La prévention de la récidive comme secteur de l’action institutionnelle : processus d’ajustements entre acteurs, normes et pratiques

Auteur•rice•s

Philip MILBURN, Ludovic JAMET

Publication

2013

Cette recherche fait suite à l’appel à projets lancé par la Mission de recherche Droit et Justice en juin 2011 portant sur les activités collectives et partenariales de prévention de la récidive. L’orientation des politiques pénales de ces 15 dernières années définit ainsi la prévention de la récidive, dans une perspective de « défense sociale » (Cartuyvels et al. 2010), comme un des objectifs prioritaires des peines prononcées. L’activité de prévention de la récidive a été promue comme mission prioritaire et finalité de l’action des Conseillers Pénitentiaires d’Insertion et de Probation (CPIP) dans la circulaire n° 113 du 19 mars 2008 de la Direction de l’Administration Pénitentiaire relative aux missions et méthodes d’intervention de ces professionnels. Cette thématique est également présente depuis le début des années 2000 dans les différents textes de lois portant réforme à la juridiction de l’application des peines. Depuis une dizaine d’années, le secteur de l’insertion postpénale et de la probation a muté vers cet objectif de constituer un secteur spécifique d’action publique orienté vers « la prévention de la récidive ». L’objectif de cette recherche a été d’interroger la structuration et l’activité d’un tel secteur, en plaçant la profession de CPIP au centre de notre réflexion et en cherchant à comprendre comment s’opèrent entre les acteurs des arrangements en fonction des situations concrètes auxquels ils sont confrontés mais également, dans la durée de la pratique, comment des systèmes de référence éthiques et pratiques collectifs se définissent, en fonction des types de situation, des procédures ou des collaborations nécessaires.

La structuration d’un secteur d’action publique suppose la réalisation de différentes opérations qui ont constitué autant d’hypothèses de travail : 1) l’émergence d’un système de valeurs partagé par les différents partenaires,
2) la coordination des activités de chacun et la résolution d’éventuels conflits interinstitutionnels dans le cadre de dispositifs précis,
3) l’élaboration d’un cadre temporel de l’action permettant la bonne circulation des informations ainsi que la capacité de répondre à l’urgence et à l’imprévu,
4) l’implication des acteurs non institutionnels permettant aux détenus et aux sortants de prison, par le biais de dispositifs particuliers, le maintien ou la reprise des liens « hors-les-murs » carcéraux (famille, amis, emploi notamment).

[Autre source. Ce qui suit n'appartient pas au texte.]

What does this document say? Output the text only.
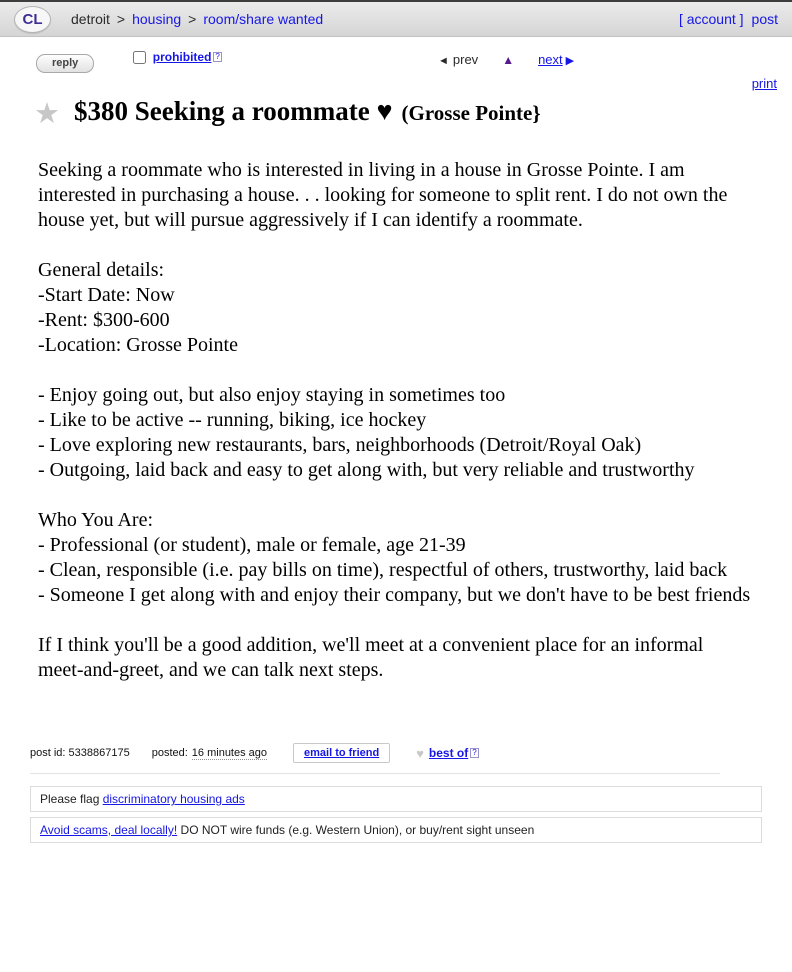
CL	detroit > housing > room/share wanted	[ account ] post
reply	prohibited ?	◄ prev ▲ next ▶
print
★ $380 Seeking a roommate ♥ (Grosse Pointe}

Seeking a roommate who is interested in living in a house in Grosse Pointe. I am interested in purchasing a house. . . looking for someone to split rent. I do not own the house yet, but will pursue aggressively if I can identify a roommate.

General details:
-Start Date: Now
-Rent: $300-600
-Location: Grosse Pointe

- Enjoy going out, but also enjoy staying in sometimes too
- Like to be active -- running, biking, ice hockey
- Love exploring new restaurants, bars, neighborhoods (Detroit/Royal Oak)
- Outgoing, laid back and easy to get along with, but very reliable and trustworthy

Who You Are:
- Professional (or student), male or female, age 21-39
- Clean, responsible (i.e. pay bills on time), respectful of others, trustworthy, laid back
- Someone I get along with and enjoy their company, but we don't have to be best friends

If I think you'll be a good addition, we'll meet at a convenient place for an informal meet-and-greet, and we can talk next steps.

post id: 5338867175 posted: 16 minutes ago	email to friend	♥ best of ?
Please flag discriminatory housing ads
Avoid scams, deal locally! DO NOT wire funds (e.g. Western Union), or buy/rent sight unseen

Notre enquête a porté sur un territoire administratif de l’administration pénitentiaire (un département comportant un seul TGI) afin d’y réaliser une monographie. Des entretiens semi-directifs (une cinquantaine) ont donc été conduits auprès des principaux acteurs (CPIP, JAP, membres du parquet, personnel de surveillance, acteurs de la santé mentale). Ces entretiens ont permis de recueillir le regard réflexif que portent les acteurs sur leurs pratiques professionnelles, les conditions dans lesquelles elles se réalisent et sur les interrelations qu’ils nouent avec leurs partenaires. Le rapport se structure autour de deux parties. La première présente les principaux acteurs du secteur visé (magistrats, services d’insertion et de probation, établissements pénitentiaires, etc.) liés au contenu de l’activité de la « prévention de la récidive ». Cette présentation concerne tout autant l’organisation des différents services que les relations qu’ils entretiennent. Elle s’intéresse aussi à l’environnement élargi et évoque le développement des partenariats avec des acteurs extérieurs à la sphère judiciaire : collectivités, associations, services sociaux et d’insertion dans l’emploi, et secteur sanitaire. L’objectif de cette partie a été de questionner la mise en cohérence, au travers de différentes opérations d’adaptations et de réaménagements, entre l’objectif de prévention de la récidive qui a glissé d’une position périphérique à une place centrale dans leurs missions prescrites, et le cadre organisationnel dans lequel évoluent les acteurs. La seconde partie se consacre à l’examen détaillé et analytique de l’activité des services et des conseillers d’insertion et de probation, rapportée ensuite à la diversité des dispositifs qu’ils doivent animer. Celle-ci connaît en effet des transformations sensibles et est soumise à des turbulences qui sont décisives dans la constitution de ce secteur de l’action publique. Les activités des CPIP doivent animer concrètement différents dispositifs et leur donner du sens afin de structurer ce secteur émergeant autour de leurs missions. Seulement, l’empilement de ces dispositifs à la rationalité quelquefois contradictoire les oblige à devoir résoudre, dans leurs pratiques, des paradoxes ou des dilemmes qui menacent de les confronter à des apories.